When my Ex was young she went to summer camp, and when she returned her best friends refused to play with her. It seems that Blacks get tans too, and she was now a shade darker than her playmates, so she was too dark to be able to play with them. Republican racism is very simple. Everything is just black or white. But Democratic racism is complex, all shades of brown and gray. But with every wave of this “nation of immigrants”, the new immigrants always turn white but Blacks still end up at the bottom. Because each wave uses blacks as the spring board to step on to climb their way up the ladder:
IN 1971, THE Amsterdam News, New York City’s oldest African-American newspaper, published a cartoon by Melvin Tapley that gave vent to a uniquely black ambivalence toward immigration. The cartoon portrayed a downtrodden black figure crouched on the ground, labeled “US Folks,” a double entendre for “us folks” and “U.S. folks.” A chain of other figures, representing Spanish Americans and the foreign born, climb on the back of the crouched black figure, to pluck fruit off the tree of opportunity. Tapley had no illusions about the struggles of these immigrant minorities. Although he portrays them as getting ahead on the backs of blacks, immigrants too must climb over the wall of prejudice, and they reach only the lowest branches on the tree of opportunity.
The accompanying editorial read as follows:
News from the Census Bureau that Spanish-speaking Americans are now able to earn higher incomes than Blacks will not come as a surprise to many of us.
Since our arrival here in 1619 as slaves, Black Americans have watched millions of European immigrants arrive and within a short time hold jobs and reach levels of incomes Blacks were not allowed to attain.

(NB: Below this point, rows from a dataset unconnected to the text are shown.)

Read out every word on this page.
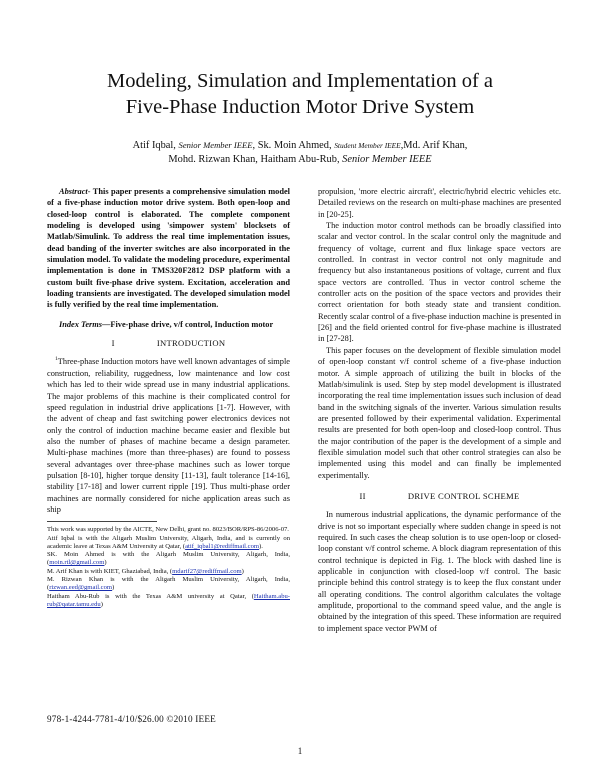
Modeling, Simulation and Implementation of a
Five-Phase Induction Motor Drive System
Atif Iqbal, Senior Member IEEE, Sk. Moin Ahmed, Student Member IEEE,Md. Arif Khan,
Mohd. Rizwan Khan, Haitham Abu-Rub, Senior Member IEEE

Abstract- This paper presents a comprehensive simulation model of a five-phase induction motor drive system. Both open-loop and closed-loop control is elaborated. The complete component modeling is developed using 'simpower system' blocksets of Matlab/Simulink. To address the real time implementation issues, dead banding of the inverter switches are also incorporated in the simulation model. To validate the modeling procedure, experimental implementation is done in TMS320F2812 DSP platform with a custom built five-phase drive system. Excitation, acceleration and loading transients are investigated. The developed simulation model is fully verified by the real time implementation.

Index Terms—Five-phase drive, v/f control, Induction motor

I	INTRODUCTION

$^1$Three-phase Induction motors have well known advantages of simple construction, reliability, ruggedness, low maintenance and low cost which has led to their wide spread use in many industrial applications. The major problems of this machine is their complicated control for speed regulation in industrial drive applications [1-7]. However, with the advent of cheap and fast switching power electronics devices not only the control of induction machine became easier and flexible but also the number of phases of machine became a design parameter. Multi-phase machines (more than three-phases) are found to possess several advantages over three-phase machines such as lower torque pulsation [8-10], higher torque density [11-13], fault tolerance [14-16], stability [17-18] and lower current ripple [19]. Thus multi-phase order machines are normally considered for niche application areas such as ship

This work was supported by the AICTE, New Delhi, grant no. 8023/BOR/RPS-86/2006-07.

Atif Iqbal is with the Aligarh Muslim University, Aligarh, India, and is currently on academic leave at Texas A&M University at Qatar, (atif_iqbal1@rediffmail.com).

SK. Moin Ahmed is with the Aligarh Muslim University, Aligarh, India, (moin.rtl@gmail.com)

M. Arif Khan is with KIET, Ghaziabad, India, (mdarif27@rediffmail.com)

M. Rizwan Khan is with the Aligarh Muslim University, Aligarh, India, (rizwan.eed@gmail.com)

Haitham Abu-Rub is with the Texas A&M university at Qatar, (Haitham.abu-rub@qatar.tamu.edu)

978-1-4244-7781-4/10/$26.00 ©2010 IEEE

propulsion, 'more electric aircraft', electric/hybrid electric vehicles etc. Detailed reviews on the research on multi-phase machines are presented in [20-25].

The induction motor control methods can be broadly classified into scalar and vector control. In the scalar control only the magnitude and frequency of voltage, current and flux linkage space vectors are controlled. In contrast in vector control not only magnitude and frequency but also instantaneous positions of voltage, current and flux space vectors are controlled. Thus in vector control scheme the controller acts on the position of the space vectors and provides their correct orientation for both steady state and transient condition. Recently scalar control of a five-phase induction machine is presented in [26] and the field oriented control for five-phase machine is illustrated in [27-28].

This paper focuses on the development of flexible simulation model of open-loop constant v/f control scheme of a five-phase induction motor. A simple approach of utilizing the built in blocks of the Matlab/simulink is used. Step by step model development is illustrated incorporating the real time implementation issues such inclusion of dead band in the switching signals of the inverter. Various simulation results are presented followed by their experimental validation. Experimental results are presented for both open-loop and closed-loop control. Thus the major contribution of the paper is the development of a simple and flexible simulation model such that other control strategies can also be implemented using this model and can finally be implemented experimentally.

II	DRIVE CONTROL SCHEME

In numerous industrial applications, the dynamic performance of the drive is not so important especially where sudden change in speed is not required. In such cases the cheap solution is to use open-loop or closed-loop constant v/f control scheme. A block diagram representation of this control technique is depicted in Fig. 1. The block with dashed line is applicable in conjunction with closed-loop v/f control. The basic principle behind this control strategy is to keep the flux constant under all operating conditions. The control algorithm calculates the voltage amplitude, proportional to the command speed value, and the angle is obtained by the integration of this speed. These information are required to implement space vector PWM of

1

In fact, during the early part of the century the hordes of Irish, Italian, Jewish, Polish, German, Scottish, Greek, Spanish, and other European immigrants frequently replaced Blacks as longshoremen, street-car motormen, construction workers, jockeys, blacksmiths, and able-bodied seamen. Outright, rank racism, and discrimination were the tools by which Blacks have been deprived of work over the decades.
The cartoon and editorial reflect a long strand of black thought, which regards immigrants and immigration with an ambivalence verging on resentment and bitterness. This should come as no surprise. As Lawrence Fuchs reminds us: “In 1883, when Emma Lazarus, a daughter of immigrants, wrote the impassioned words ‘Give me your tired, your poor, your huddled masses yearning to breathe free,’ the Supreme Court undermined the last of the civil rights laws passed by Congress following the Civil War.”3 And 1965 — the year these rights were finally restored — also marked the beginning of a massive influx of immigrants from every part of the world who were thrust into competition with blacks for jobs and opportunity. The crowning irony is that most of these immigrants would not be here, but for the black protest movement that led to immigration reform abolishing the national origins quotas that had chocked off flow of immigrants from nations outside of northern and western Europe.
Let me throw down the gauntlet: my challenge is to think about immigration from the standpoint of this black figure, crouched on the ground as others pluck fruit off the tree of opportunity. Dare we also read the immigration literature — the celebratory narratives of immigrant progress and triumph against adversity — from the point of view of “the man farthest down,” to borrow a phrase from Booker T. Washington?
When white “liberals” speak of immigration, they do it from a long history of themselves using it to give themselves advantage at the expense of others. It’s time they started to think of the wider context of who is being hurt as well as who they can obligate for future political favors. They have no basis for their self-righteousness. The effects of their racism are just as deep and lasting as that of the more honest racist on the other side. It’s time they faced up to it.